As stated by the American Law Institute, although a servant has no duty to enter upon a transaction, if he does so and thereby creates a situation such that further action is required to protect others from harm, he has a duty to continue to act and his failure to do so may be conduct within the scope of his employment. Re-Statement *800 of the Law of Agency, Sec. 232, Comment D. The application of this principle is illustrated in the text.

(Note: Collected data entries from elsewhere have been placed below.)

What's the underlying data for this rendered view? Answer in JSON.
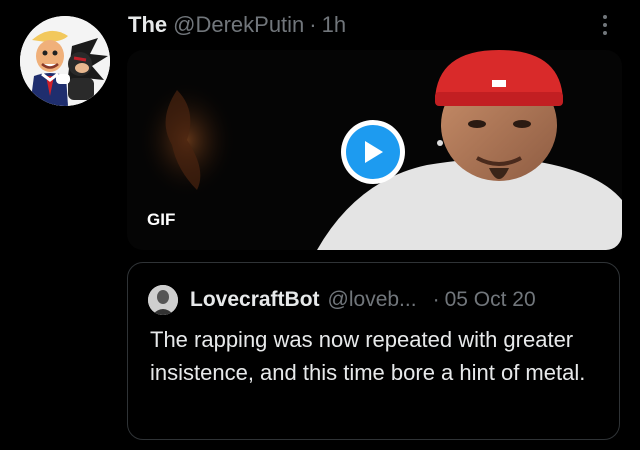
{
  "tweet": {
    "display_name": "The",
    "handle": "@DerekPutin",
    "separator": "·",
    "time": "1h",
    "avatar_icon": "cartoon-avatar-icon",
    "more_icon": "more-dots-icon"
  },
  "media": {
    "badge": "GIF",
    "play_icon": "play-icon",
    "accent": "#1d9bf0"
  },
  "quote": {
    "name": "LovecraftBot",
    "handle": "@loveb...",
    "separator": "·",
    "date": "05 Oct 20",
    "text": "The rapping was now repeated with greater insistence, and this time bore a hint of metal."
  }
}
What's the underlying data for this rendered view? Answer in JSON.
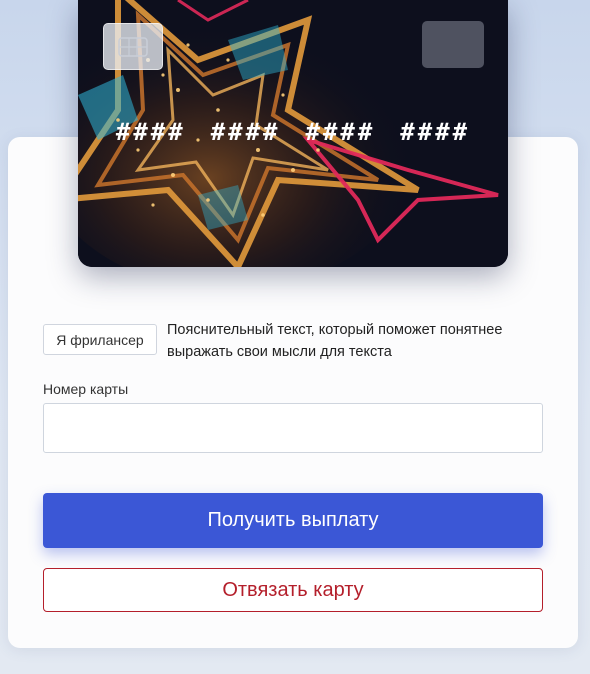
{
  "card": {
    "number_groups": [
      "####",
      "####",
      "####",
      "####"
    ],
    "left_chip_icon": "chip-icon",
    "accent_colors": [
      "#e0295a",
      "#2fb6d8",
      "#e29a3c"
    ]
  },
  "info": {
    "badge": "Я фрилансер",
    "hint": "Пояснительный текст, который поможет понятнее выражать свои мысли для текста"
  },
  "form": {
    "card_label": "Номер карты",
    "card_value": ""
  },
  "buttons": {
    "payout": "Получить выплату",
    "unlink": "Отвязать карту"
  },
  "colors": {
    "primary": "#3b57d6",
    "danger": "#b41f2b"
  }
}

In the present case, when the defendant for the time being committed to its operator the sole and exclusive custody of the premises, it necessarily entrusted to her the performance of the duty resting upon it as an occupant in the particulars here under consideration. Whatever may be true with respect to the authority of the operator to open the faucet in the circumstances stated, it cannot be said that her failure to close it after she became aware of the risk of leaving it open was not within the scope of the duties imposed upon her by the defendant. Under the circumstances the latter would have been guilty of a breach of duty even if the faucet had been opened by a stranger. Killion v. Power, supra.
We conclude therefore that in any view of the evidence the fact that the operator opened the faucet only at the request of Young and for his exclusive benefit, if that be assumed to have been the case, was not material in a determinative sense.
In an excellent brief the defendant has cited a number of cases supporting the well-settled general rule that if the servant commit a tort not within the scope of his employment, the master is not liable. We are not unappreciative of the efforts of counsel to aid us in a solution of the determinative question, but it would serve no useful purpose to discuss the cases cited. None of them deal with the duty of a servant to whom has been committed exclusive control of the master's property, to correct a condition on the property known to him, which, unless corrected, would likely cause harm to another in his person or his property. We may add, however, that two of the cited cases, namely, Sherwood v. Warner, 27 App. D.C. 64, 4 L.R.A., N.S., 651, 7 Ann. Cas. 98; and Christiansen v. Mehlhorn, 146 Wash. 340, 262 P. 633, cited in 55 A.L.R. 1270, involve the applicability of the loaned servant doctrine. Upon an inquiry from the Bench during the argument, it was conceded by counsel for the defendant that that doctrine can have no application to the facts of the present case. That the concession was proper will be obvious from an examination of that doctrine as expounded in Gaston v. Sharpe, 179 Tenn. 609, 168 S.W.2d. 784.
The result is that the judgment is affirmed. Defendant and its sureties will pay the costs.